Peter und die Unke

Als Peter das Badezimmer betrat, hüpfte gerade eine blaugrün gestreifte Unke aus der Klopapierrolle.
„Was machst du denn da?“, fragte Peter verdutzt, obwohl ihm sicherlich bessere Fragen eingefallen wären, hätte er nicht so dringend auf Toilette gemußt.
„Ich wohne hier.“, antwortete die Unke und lief dabei ein wenig orange an. Peter zog seine Schlafanzughose runter, setzte sich auf die Klobrille und überlegte:
„Du wohnst in der Klopapierrolle?“
„Nein, natürlich nicht! Ich wohne im Klo!“
„Aber ist das nicht ziemlich widerlich?“, fragte Peter und verrichtete sein morgendliches Geschäft. Die Unke sah interessiert zu. Wenn man es genau nahm, glotzte sie eigentlich nur. Ob sie interessiert war, konnte Peter nur schwer einschätzen. Wenn man es noch genauer nahm, glotzte die Unke eigentlich immer. Das lag an ihren Glubschaugen, die so wirkten, als hätte sie irgendwer einfach auf den Körper aufgeklebt. Außerdem ging von ihnen ein grüngoldener Schmmer aus, der nichts und alles zugleich zu bedecken schien. Peter wußte nie, wohin die Unke gerade starrte.

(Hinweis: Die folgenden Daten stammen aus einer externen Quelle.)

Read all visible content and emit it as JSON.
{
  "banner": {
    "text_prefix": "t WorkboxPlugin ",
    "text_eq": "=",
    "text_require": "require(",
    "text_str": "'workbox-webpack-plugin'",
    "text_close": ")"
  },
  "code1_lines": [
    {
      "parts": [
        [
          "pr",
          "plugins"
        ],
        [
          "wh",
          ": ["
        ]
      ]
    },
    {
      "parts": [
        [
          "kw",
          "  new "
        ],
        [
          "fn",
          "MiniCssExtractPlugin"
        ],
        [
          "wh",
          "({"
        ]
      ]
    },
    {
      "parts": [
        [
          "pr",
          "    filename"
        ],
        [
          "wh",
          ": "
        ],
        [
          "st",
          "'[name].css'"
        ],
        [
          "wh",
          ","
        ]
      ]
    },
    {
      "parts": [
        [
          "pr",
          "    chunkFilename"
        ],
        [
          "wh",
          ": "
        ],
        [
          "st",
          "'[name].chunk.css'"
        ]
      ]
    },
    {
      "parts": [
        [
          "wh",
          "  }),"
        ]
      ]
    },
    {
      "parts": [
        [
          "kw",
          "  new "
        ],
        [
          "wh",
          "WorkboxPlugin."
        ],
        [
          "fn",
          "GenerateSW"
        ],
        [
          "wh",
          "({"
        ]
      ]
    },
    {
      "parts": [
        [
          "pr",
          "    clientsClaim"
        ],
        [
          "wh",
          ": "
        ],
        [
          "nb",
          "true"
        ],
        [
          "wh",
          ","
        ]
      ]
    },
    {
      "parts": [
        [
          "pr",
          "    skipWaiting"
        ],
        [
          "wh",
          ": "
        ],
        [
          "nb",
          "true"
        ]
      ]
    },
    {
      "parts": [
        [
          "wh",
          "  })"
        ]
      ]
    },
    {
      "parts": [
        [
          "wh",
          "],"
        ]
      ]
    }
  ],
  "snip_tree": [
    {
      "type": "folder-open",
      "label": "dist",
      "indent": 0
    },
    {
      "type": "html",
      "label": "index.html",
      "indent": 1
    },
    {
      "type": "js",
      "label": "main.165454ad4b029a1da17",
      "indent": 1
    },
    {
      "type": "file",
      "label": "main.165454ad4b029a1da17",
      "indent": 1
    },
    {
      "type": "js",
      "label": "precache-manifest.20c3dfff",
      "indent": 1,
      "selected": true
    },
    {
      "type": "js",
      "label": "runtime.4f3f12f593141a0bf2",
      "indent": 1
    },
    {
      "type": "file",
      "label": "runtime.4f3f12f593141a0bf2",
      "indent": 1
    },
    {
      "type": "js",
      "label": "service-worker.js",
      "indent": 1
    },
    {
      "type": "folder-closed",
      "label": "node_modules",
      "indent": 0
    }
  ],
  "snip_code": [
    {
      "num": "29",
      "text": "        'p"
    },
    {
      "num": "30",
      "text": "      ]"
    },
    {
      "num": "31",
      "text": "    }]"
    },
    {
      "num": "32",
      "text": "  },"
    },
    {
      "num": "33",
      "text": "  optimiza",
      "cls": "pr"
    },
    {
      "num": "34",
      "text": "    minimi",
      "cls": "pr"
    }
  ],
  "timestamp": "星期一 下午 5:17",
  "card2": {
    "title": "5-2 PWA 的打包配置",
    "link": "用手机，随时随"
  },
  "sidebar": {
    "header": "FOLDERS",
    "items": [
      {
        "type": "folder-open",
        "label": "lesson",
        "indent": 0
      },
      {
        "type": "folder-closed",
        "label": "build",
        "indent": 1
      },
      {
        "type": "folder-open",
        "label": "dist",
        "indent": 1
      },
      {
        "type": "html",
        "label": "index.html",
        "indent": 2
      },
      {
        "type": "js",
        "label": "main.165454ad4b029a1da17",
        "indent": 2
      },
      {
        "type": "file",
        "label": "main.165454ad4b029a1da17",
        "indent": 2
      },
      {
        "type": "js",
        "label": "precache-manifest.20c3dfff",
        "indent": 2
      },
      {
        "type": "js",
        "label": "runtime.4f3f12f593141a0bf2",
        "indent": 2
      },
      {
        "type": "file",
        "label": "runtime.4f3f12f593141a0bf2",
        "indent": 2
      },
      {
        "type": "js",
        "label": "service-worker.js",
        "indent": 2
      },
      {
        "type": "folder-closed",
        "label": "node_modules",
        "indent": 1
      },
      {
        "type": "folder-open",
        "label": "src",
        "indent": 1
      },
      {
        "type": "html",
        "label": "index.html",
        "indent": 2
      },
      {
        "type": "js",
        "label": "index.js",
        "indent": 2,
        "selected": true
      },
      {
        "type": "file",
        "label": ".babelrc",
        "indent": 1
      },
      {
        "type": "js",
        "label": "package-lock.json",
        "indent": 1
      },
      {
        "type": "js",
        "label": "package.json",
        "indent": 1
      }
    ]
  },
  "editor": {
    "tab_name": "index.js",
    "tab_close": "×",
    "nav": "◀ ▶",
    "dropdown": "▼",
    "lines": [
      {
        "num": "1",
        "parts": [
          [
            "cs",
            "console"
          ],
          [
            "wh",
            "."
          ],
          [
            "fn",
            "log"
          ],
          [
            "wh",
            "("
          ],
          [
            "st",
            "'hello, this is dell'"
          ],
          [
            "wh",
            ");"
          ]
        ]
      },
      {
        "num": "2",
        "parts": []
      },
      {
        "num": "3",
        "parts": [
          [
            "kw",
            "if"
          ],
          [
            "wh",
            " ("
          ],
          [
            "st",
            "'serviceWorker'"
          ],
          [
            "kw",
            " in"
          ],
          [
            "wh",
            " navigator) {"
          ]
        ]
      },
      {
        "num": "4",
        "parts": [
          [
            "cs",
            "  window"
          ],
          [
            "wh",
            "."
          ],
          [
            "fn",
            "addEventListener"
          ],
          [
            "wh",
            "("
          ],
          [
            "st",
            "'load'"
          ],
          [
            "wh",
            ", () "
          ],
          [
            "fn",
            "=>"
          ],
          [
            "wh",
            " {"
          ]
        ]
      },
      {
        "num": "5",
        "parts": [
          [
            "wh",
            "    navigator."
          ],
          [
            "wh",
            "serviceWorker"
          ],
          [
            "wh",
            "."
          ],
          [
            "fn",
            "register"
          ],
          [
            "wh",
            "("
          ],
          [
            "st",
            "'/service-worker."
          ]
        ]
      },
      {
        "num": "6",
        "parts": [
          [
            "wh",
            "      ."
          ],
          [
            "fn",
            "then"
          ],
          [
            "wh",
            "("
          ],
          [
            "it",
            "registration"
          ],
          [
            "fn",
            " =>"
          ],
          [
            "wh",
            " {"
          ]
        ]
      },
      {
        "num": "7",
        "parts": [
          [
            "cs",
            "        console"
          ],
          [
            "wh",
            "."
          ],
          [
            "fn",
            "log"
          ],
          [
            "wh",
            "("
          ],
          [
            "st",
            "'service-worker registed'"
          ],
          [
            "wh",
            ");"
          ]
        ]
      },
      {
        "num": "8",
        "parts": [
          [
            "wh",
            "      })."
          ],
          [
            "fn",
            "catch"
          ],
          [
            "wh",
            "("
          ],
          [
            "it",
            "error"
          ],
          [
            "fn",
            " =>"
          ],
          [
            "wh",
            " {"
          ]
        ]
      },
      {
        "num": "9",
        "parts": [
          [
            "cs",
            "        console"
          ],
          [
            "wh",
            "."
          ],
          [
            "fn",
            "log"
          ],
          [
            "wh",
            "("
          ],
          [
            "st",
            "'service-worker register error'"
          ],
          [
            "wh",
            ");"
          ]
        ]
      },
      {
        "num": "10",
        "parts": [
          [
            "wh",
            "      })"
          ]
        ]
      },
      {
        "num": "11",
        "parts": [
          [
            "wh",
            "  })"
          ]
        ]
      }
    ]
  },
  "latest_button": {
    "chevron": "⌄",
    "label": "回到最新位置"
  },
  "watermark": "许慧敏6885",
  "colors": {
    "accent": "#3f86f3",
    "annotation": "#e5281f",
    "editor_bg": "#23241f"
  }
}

„Natürlich wohne ich nicht in der Toilette. Das wäre widerlich!“, meinte die Unke nach einer Weile, und Peter hatte das Gefühl, das sie sich damit selbst widersprach. Doch er zuckte mit den Schultern. Was wußte er schon von der unter Amphibien üblichen Gesprächsführung?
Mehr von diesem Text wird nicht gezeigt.